Il est possible que l’intérêt croissant pour ces technologies ait contribué à la reprise partielle des pertes boursières. Bien qu’un acteur n’ait pas besoin de tant de puces qu’auparavant, de nombreux nouveaux entrants sur le marché pourraient trouver un intérêt auprès des fabricants comme Nvidia.
Il est également envisageable que l’arrivée d’une intelligence artificielle générale, capable de reproduire les compétences cognitives humaines, soit désormais plus imminente. Cela poserait de nouvelles questions, alors que de nombreux emplois actuellement assumés par des personnes pourraient être réalisés par des machines.
Lors du Forum économique mondial de Davos, Marc Benioff, le PDG de Salesforce, a prédit que la génération actuelle serait la dernière à gérer des équipes humaines, ce qui nécessiterait également la gestion d’individus numériques. Ces visions futuristes, bien que jugées extravagantes par certains, reflètent la réalité de progrès qui n’étaient pas envisageables récemment mais qui sont rendus possibles par des innovations comme celles apportées par DeepSeek.
Enfin, la nouvelle a provoqué un engouement tel que l’application a rapidement grimpé en tête des téléchargements sur l’App Store d’Apple, attestant ainsi que dans le domaine de l’intelligence artificielle, l’histoire ne fait que commencer.
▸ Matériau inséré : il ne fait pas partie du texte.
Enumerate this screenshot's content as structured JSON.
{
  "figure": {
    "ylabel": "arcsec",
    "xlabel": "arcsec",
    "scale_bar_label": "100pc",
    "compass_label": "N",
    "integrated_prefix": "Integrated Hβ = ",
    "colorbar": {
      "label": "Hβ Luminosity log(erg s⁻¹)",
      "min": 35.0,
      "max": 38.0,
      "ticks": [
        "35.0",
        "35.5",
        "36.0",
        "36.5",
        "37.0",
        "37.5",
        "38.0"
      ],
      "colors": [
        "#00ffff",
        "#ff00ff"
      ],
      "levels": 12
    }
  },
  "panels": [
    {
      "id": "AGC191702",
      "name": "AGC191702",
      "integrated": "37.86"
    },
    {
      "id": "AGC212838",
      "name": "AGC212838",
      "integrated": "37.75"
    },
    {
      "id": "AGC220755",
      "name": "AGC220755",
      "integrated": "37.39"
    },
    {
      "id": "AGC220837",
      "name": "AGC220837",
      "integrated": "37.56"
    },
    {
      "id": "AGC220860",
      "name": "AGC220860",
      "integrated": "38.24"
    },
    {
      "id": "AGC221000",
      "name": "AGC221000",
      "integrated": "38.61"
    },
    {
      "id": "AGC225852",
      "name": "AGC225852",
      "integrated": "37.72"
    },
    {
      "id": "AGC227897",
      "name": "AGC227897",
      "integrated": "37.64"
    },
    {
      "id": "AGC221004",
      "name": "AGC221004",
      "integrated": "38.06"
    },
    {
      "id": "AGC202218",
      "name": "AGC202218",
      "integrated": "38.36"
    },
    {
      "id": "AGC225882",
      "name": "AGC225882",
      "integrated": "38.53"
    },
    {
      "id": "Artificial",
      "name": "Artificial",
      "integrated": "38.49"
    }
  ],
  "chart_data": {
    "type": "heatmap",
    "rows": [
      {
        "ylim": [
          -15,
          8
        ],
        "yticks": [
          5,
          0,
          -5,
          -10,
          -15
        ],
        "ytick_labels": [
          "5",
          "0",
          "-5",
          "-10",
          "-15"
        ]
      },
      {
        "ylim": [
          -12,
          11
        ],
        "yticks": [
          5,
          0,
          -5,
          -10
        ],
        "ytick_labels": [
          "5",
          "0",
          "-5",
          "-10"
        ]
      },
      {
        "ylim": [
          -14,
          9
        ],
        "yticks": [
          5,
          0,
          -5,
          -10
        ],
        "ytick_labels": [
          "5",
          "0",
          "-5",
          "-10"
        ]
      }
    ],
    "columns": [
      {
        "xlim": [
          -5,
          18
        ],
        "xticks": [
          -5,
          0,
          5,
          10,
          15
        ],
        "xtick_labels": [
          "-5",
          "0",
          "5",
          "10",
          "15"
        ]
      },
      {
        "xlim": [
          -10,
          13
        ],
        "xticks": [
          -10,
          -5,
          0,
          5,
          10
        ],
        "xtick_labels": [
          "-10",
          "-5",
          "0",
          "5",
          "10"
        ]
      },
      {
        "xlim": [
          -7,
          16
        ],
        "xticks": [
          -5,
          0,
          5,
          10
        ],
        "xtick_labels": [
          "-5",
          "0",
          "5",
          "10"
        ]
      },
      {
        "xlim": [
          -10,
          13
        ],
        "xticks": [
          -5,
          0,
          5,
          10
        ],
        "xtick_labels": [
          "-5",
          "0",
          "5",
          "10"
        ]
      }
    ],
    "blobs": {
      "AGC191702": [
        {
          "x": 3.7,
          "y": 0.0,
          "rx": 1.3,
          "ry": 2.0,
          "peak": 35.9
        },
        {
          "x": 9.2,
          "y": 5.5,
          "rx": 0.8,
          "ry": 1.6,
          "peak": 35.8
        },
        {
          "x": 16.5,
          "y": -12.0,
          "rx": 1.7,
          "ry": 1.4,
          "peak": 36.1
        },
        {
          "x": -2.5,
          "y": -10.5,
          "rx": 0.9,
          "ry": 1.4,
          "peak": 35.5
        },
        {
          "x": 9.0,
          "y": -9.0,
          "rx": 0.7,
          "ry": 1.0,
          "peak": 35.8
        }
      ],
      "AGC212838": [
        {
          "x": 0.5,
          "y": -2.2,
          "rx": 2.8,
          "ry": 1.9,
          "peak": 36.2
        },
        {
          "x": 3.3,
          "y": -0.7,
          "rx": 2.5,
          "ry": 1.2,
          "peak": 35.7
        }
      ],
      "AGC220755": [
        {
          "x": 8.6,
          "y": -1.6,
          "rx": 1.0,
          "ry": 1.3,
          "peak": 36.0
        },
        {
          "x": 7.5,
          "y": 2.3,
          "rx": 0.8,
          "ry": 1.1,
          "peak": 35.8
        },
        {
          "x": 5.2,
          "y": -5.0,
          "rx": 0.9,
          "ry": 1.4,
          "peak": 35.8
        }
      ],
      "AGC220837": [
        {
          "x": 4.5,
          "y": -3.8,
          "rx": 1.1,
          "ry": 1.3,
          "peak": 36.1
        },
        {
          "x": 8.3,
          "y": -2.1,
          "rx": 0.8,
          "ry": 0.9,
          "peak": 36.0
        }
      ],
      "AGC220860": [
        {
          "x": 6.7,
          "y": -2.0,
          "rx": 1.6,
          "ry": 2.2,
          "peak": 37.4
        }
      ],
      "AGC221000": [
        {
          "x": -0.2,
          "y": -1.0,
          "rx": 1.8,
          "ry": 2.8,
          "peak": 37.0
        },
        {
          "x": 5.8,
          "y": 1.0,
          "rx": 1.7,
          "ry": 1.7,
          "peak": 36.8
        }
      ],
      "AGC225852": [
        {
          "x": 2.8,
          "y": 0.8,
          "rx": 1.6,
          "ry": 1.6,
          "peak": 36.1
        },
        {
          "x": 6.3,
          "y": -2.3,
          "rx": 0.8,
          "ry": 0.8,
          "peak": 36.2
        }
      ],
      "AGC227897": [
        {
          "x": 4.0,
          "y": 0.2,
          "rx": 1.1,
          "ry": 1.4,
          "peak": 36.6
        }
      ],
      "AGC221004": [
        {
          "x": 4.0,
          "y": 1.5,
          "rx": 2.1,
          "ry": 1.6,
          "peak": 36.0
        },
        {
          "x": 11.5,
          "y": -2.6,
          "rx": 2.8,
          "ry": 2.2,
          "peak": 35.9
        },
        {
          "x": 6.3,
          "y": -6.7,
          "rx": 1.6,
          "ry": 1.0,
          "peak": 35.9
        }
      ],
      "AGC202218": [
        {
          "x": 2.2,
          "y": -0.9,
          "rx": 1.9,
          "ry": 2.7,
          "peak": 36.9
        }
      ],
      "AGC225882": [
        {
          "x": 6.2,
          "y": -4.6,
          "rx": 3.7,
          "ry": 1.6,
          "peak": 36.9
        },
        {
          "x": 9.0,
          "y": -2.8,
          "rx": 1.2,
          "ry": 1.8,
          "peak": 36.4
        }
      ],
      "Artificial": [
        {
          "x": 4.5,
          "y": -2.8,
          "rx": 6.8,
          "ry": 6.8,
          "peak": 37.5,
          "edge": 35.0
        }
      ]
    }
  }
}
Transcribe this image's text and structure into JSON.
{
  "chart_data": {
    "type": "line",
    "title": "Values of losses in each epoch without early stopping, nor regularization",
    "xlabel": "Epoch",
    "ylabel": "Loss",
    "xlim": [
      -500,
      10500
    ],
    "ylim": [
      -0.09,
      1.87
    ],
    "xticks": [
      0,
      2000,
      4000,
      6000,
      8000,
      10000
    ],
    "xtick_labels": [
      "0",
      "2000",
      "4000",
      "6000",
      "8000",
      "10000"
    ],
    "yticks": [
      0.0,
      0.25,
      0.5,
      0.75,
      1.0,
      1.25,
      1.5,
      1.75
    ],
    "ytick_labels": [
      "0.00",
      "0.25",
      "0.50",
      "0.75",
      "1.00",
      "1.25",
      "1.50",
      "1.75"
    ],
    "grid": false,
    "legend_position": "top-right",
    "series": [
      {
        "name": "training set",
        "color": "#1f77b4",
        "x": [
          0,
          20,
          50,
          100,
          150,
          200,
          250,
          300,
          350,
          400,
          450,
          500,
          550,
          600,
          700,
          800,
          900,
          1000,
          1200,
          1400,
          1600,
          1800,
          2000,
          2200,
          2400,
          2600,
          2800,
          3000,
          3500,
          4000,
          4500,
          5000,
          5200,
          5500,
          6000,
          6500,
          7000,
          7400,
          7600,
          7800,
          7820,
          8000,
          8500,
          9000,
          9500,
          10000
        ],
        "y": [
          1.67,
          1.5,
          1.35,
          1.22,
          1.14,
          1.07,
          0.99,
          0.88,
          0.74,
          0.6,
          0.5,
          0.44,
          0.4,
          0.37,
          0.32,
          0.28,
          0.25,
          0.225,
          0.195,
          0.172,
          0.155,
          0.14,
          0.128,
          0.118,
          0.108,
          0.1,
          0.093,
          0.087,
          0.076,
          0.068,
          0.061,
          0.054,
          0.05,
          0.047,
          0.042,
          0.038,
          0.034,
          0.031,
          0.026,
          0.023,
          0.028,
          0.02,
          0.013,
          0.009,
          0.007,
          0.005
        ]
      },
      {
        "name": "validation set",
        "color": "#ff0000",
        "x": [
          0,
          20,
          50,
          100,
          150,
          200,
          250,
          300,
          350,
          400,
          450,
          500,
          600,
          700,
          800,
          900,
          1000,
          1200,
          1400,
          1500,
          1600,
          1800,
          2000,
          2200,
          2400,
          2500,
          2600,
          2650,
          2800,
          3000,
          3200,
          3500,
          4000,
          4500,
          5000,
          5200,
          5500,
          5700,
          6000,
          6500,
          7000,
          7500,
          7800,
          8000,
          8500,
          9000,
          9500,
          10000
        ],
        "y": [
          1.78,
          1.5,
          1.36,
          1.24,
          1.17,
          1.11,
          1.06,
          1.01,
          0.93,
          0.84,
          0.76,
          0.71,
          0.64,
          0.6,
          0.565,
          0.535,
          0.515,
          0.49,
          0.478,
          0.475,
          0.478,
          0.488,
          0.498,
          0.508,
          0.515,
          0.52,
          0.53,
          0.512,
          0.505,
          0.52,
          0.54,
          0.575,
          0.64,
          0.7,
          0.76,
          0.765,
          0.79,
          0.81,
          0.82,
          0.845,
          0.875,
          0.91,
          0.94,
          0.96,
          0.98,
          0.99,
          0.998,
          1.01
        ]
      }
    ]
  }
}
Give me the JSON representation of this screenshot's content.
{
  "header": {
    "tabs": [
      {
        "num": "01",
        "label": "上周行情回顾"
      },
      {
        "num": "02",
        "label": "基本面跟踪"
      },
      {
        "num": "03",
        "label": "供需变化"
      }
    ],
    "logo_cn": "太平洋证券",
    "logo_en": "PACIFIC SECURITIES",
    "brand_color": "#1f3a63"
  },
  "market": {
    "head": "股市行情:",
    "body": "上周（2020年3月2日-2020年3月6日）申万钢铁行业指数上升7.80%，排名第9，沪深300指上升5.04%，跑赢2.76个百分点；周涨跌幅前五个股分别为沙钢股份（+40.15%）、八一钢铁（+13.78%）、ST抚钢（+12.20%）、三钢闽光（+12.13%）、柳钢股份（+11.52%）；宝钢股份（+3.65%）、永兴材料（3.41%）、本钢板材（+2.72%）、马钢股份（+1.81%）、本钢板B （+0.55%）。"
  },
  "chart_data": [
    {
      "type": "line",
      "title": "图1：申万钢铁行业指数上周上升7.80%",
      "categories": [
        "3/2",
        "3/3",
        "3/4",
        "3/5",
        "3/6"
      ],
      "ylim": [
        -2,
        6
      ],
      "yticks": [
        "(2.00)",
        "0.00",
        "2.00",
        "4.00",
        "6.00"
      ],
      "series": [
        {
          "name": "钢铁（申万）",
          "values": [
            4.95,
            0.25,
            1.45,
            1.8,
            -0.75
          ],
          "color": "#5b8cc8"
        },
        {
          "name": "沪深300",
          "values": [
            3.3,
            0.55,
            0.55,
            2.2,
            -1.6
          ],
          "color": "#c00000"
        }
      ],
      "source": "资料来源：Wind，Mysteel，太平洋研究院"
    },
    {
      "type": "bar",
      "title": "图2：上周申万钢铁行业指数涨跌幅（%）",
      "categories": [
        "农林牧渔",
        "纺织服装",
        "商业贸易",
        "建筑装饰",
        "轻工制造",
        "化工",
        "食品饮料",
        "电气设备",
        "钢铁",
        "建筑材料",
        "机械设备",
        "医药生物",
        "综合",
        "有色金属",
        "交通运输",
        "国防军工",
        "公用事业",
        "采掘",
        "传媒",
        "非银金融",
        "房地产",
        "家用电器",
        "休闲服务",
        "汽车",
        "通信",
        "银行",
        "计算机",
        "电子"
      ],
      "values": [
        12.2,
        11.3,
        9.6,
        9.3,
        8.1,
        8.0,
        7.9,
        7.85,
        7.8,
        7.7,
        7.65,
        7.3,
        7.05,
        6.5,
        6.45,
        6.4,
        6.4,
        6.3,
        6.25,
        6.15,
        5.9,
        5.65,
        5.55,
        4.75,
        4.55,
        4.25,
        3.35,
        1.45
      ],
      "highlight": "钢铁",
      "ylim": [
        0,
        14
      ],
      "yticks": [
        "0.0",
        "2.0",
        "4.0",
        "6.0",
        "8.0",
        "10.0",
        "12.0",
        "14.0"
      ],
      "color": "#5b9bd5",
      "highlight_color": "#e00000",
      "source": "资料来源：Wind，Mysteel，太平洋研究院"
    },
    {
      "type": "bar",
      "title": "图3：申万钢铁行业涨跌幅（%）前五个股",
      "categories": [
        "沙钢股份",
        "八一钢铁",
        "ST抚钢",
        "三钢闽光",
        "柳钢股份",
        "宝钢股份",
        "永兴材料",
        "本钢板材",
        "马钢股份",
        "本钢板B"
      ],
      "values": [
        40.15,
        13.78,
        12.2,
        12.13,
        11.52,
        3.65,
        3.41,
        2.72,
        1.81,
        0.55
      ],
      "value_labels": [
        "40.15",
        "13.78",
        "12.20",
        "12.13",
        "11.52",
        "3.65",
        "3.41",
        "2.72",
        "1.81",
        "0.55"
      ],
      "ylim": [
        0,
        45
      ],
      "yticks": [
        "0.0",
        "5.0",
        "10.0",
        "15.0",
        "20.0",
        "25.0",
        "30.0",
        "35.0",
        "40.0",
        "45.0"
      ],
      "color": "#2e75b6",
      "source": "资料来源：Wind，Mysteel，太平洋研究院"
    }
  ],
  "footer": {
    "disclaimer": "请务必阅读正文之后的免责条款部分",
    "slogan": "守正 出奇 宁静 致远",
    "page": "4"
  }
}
Article original rédigé par : Ricardo Ávila Pinto.
Ma Vision
Face à ces bouleversements, il est fascinant de constater comment un acteur émergent comme DeepSeek peut redéfinir la dynamique de pouvoir dans le domaine de l’intelligence artificielle. À une époque où l’innovation semblait exclusivement réservée aux géants technologiques, ce nouvel entrant illustre la possibilité d’un paysage concurrentiel plus équilibré. Cela soulève la question de la durabilité de l’approche existante des grandes entreprises, qui doivent désormais justifier leurs investissements face à des résultats similaires obtenus à moindre coût. Dans un avenir proche, cette évolution pourrait inciter une diversification des acteurs dans le secteur, ouvrant la voie à une collaboration internationale et des avancées sur des enjeux technologiques cruciaux. En somme, le champ d’action pour l’innovation s’élargit, et les opportunités de découverte et de progrès se multiplient de manière exponentielle.